The current stimulus package offered by the government and the Bangladesh Bank is mostly for working capital support to producers and suppliers at a subsidised interest rate. Banks and FIs can utilise this fund to finance suppliers belonging to the CMSME sector through the SCF.

In the current predicament situation, we cannot ignore the demands of more credit period of foreign buyers to achieve the export target of $60 billion by 2021. However, the tendency to extend the credit period along with the risk of insolvency of foreign buyers might increase in the future.

At present, we have almost $8 billion accounts receivable in international trade, which is a cause of concern.  Different forms of SCF products utilised in international trade finance like two-factor system, three-corner and four-corner reverse factoring, and back-to-back factoring can be utilised to lessen the amount of accounts receivable.

The Export Policy, 2018-2021 has already recognised factoring as a legitimate international trade financing method. Also, the BB permitted banks to offer export factoring in June last year.

The aforesaid potentials can be accomplished subject to undertaking a few initiatives.

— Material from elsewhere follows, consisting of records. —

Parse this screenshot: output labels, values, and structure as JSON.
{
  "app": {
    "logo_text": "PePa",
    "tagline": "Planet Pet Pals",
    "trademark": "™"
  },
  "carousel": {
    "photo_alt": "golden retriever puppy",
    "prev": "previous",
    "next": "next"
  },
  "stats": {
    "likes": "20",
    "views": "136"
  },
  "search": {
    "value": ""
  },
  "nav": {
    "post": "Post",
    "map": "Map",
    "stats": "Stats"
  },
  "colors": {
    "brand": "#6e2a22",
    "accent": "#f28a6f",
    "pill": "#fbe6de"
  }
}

In the virtual world, we are already in the practice of doing transactions electronically. The role of digitalisation becomes even more important amid the pandemic, as dealing with and transferring physical documents is troublesome now. Digital platforms can extend SCF service even to the country's remote areas for domestic SCP and to far-away nations for international SCP with the same level of efficiency and transparency.

Further, a digital platform offers a flawless authentication process of relevant documents, a seamless verifying method of KYC (know your customer) and a simplified information sharing system among relevant parties. Banks may use their own platform to offer SCF. But if they do not have their own platform, they may share platforms of other banks and FIs. 

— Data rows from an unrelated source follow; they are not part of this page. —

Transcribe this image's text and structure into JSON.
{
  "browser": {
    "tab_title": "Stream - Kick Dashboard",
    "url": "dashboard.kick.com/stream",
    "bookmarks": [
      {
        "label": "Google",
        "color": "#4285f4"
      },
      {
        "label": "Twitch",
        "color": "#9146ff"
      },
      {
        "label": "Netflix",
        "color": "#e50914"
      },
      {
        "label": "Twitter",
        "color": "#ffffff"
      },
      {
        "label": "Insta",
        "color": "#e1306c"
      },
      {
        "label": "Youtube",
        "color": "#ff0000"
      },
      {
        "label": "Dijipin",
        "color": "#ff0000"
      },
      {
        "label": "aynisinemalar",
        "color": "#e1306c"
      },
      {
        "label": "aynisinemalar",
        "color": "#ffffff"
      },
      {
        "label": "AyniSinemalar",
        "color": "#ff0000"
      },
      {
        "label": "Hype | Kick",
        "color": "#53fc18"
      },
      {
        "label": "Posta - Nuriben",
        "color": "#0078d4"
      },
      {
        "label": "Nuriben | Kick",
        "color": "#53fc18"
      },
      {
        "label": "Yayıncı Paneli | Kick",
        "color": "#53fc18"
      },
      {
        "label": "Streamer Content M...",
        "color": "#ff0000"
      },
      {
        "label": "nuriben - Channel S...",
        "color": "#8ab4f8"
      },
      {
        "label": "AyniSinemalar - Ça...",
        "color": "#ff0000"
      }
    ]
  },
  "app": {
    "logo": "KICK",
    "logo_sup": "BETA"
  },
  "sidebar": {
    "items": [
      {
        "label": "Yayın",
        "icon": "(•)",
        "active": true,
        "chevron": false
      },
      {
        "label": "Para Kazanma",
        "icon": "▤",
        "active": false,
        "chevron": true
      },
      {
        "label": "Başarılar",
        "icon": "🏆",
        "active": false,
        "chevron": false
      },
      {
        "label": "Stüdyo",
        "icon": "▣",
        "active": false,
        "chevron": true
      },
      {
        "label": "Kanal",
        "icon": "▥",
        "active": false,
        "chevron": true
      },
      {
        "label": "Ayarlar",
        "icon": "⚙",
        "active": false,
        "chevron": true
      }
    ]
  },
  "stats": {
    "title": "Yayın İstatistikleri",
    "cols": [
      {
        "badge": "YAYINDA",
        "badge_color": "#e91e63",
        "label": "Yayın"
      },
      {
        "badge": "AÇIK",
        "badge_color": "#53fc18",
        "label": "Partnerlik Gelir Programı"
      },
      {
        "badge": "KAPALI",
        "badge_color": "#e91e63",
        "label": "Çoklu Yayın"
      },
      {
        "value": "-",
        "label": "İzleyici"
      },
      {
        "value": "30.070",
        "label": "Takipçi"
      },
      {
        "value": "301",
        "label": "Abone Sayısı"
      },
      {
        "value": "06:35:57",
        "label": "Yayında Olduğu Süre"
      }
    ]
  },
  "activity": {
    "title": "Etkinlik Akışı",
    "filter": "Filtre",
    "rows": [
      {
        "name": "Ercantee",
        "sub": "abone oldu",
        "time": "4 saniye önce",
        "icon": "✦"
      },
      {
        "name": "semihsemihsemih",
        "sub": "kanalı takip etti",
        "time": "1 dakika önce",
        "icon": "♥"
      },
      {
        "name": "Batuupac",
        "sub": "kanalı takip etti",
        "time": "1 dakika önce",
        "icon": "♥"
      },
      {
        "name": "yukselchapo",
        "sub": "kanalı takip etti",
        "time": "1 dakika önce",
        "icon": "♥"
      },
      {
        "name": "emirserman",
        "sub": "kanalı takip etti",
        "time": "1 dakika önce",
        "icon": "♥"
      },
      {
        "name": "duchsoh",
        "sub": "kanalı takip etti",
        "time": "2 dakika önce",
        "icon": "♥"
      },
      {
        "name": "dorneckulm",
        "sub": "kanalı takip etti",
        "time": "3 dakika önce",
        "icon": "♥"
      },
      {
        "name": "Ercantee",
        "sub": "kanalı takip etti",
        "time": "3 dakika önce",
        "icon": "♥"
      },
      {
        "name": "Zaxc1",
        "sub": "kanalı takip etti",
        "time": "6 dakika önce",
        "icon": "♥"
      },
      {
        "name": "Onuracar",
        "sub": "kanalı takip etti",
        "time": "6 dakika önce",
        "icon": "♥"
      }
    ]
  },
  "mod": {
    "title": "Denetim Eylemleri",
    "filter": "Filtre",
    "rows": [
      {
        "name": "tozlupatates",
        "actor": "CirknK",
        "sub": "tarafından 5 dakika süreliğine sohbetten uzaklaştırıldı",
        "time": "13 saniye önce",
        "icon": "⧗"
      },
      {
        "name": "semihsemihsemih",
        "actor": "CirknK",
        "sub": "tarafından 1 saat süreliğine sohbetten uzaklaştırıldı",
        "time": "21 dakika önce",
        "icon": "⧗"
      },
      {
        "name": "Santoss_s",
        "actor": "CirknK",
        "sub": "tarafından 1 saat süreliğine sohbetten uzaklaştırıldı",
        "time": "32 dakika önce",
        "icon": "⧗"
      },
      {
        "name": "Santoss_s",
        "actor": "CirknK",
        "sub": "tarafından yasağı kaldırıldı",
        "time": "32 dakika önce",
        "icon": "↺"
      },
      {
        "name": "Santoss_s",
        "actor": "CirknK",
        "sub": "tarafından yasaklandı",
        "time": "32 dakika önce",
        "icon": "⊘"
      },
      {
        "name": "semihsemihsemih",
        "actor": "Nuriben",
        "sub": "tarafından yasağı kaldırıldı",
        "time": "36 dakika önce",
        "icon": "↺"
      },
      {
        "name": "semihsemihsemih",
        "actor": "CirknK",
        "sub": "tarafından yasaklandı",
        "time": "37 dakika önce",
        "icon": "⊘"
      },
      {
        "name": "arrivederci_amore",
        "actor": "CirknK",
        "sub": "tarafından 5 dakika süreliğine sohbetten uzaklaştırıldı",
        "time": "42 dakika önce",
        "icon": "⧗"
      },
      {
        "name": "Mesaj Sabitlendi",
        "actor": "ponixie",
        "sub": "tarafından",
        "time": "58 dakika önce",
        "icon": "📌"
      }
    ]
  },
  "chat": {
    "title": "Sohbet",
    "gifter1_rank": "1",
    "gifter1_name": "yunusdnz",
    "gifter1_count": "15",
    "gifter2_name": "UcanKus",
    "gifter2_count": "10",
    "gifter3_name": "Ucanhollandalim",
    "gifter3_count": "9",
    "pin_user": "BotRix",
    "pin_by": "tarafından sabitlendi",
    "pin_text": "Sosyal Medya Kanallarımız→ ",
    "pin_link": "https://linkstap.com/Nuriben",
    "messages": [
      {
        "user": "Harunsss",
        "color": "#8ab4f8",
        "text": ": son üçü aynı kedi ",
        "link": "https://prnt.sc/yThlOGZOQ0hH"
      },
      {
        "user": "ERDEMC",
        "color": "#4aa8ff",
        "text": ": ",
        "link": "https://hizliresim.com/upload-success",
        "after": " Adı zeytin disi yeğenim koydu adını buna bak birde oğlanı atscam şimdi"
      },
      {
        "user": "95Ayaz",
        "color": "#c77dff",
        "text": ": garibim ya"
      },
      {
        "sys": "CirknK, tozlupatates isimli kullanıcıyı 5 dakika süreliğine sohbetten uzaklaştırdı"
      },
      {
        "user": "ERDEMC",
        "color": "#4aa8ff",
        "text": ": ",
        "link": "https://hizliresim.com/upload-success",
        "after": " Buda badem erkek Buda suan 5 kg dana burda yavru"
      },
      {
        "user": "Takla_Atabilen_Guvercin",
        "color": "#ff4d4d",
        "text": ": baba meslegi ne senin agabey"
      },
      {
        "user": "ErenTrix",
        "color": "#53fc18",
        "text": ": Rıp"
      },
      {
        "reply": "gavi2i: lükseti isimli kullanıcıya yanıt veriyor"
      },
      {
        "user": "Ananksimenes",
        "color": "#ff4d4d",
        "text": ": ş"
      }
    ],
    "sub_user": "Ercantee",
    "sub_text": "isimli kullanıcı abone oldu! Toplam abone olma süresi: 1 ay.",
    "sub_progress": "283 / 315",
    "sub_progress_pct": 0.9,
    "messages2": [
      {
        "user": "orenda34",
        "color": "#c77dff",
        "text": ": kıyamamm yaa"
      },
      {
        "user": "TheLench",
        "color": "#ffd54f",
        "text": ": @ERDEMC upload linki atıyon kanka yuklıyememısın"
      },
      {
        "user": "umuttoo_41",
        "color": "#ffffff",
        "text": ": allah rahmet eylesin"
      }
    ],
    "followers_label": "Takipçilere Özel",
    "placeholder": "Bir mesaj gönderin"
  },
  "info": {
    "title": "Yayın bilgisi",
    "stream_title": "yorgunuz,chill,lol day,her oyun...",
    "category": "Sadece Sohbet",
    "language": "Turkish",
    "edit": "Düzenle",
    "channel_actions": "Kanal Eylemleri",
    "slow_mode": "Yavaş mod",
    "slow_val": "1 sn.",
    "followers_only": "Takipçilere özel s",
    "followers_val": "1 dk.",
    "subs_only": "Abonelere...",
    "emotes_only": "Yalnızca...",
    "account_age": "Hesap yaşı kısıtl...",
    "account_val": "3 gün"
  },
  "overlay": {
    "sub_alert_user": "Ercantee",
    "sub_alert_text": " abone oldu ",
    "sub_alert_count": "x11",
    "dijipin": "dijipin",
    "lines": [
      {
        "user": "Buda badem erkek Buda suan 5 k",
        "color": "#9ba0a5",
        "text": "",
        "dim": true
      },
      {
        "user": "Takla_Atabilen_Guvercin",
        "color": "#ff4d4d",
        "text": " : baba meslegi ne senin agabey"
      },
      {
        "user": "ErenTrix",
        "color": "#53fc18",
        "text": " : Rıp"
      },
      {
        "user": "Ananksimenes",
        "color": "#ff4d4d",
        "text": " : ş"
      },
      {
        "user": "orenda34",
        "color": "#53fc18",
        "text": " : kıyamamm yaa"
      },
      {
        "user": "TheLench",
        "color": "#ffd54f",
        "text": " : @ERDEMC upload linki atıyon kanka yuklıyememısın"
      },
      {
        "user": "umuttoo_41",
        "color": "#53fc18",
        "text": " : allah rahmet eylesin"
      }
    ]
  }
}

Furthermore, the Real Time Gross Settlement and the Bangladesh Electronic Funds Transfer Network can be used to pay and send money to the suppliers immediately after the delivery of the products and services.

The cost of funds under SCF services is a vital element for the acceptability of aforesaid services. The BB has given a cap to offer this financial service to exporters (6-month US dollar Libor interest rate plus 3.50 per cent annually) with a view to reducing the cost of exports.

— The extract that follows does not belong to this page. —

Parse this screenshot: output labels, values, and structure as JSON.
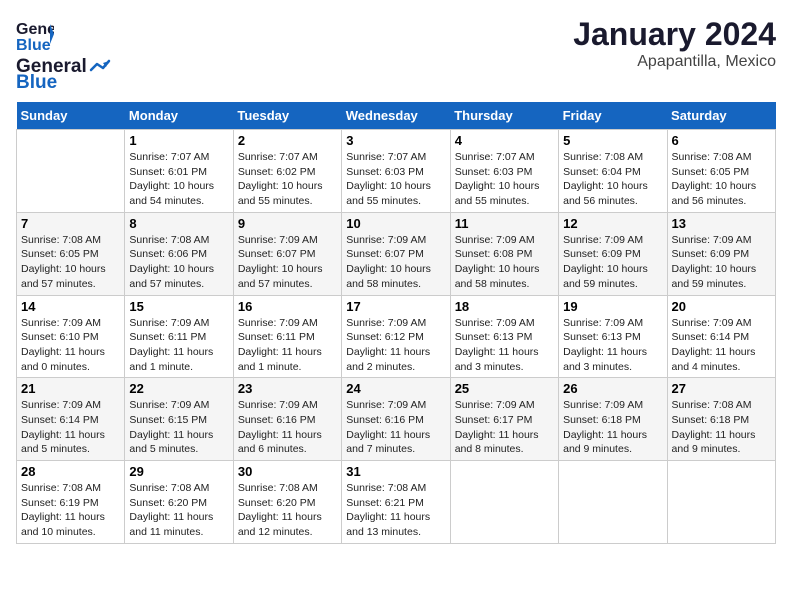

To comply with the cap of the BB, banks now offer international factoring in collaboration with international financiers like Trade Wind.

The BB may consider allowing banks to use the export development fund to provide low-cost post-shipment finance to exporters in the case of international factoring. This will, in turn, pave the way to practice a two-factor system, which is imperative to making international factoring sustainable in any economy.

A conducive legal system and proper policy support are prerequisites to flourishing this financial service in all points of the SCP.

If buyers do not pay bills to financiers on time or do not pay the bills at all, what type of legal action a bank or FI can take is not defined anywhere. Public and private procurement policy might be changed by keeping an option for giving a consent letter to financiers to pay money to banks and FIs, instead of suppliers.

Acceptance of assignment in the legal procedures as the right to own and collect money on behalf of suppliers, uniformity in offering service, and the issue of stamp duty are required to be well-defined by the regulations and policy. A procedural guideline delineating all nitty-gritty of the SCF is also essential to understand and streamline the financial service to ensure more acceptability to the suppliers, buyers and banks, and FIs.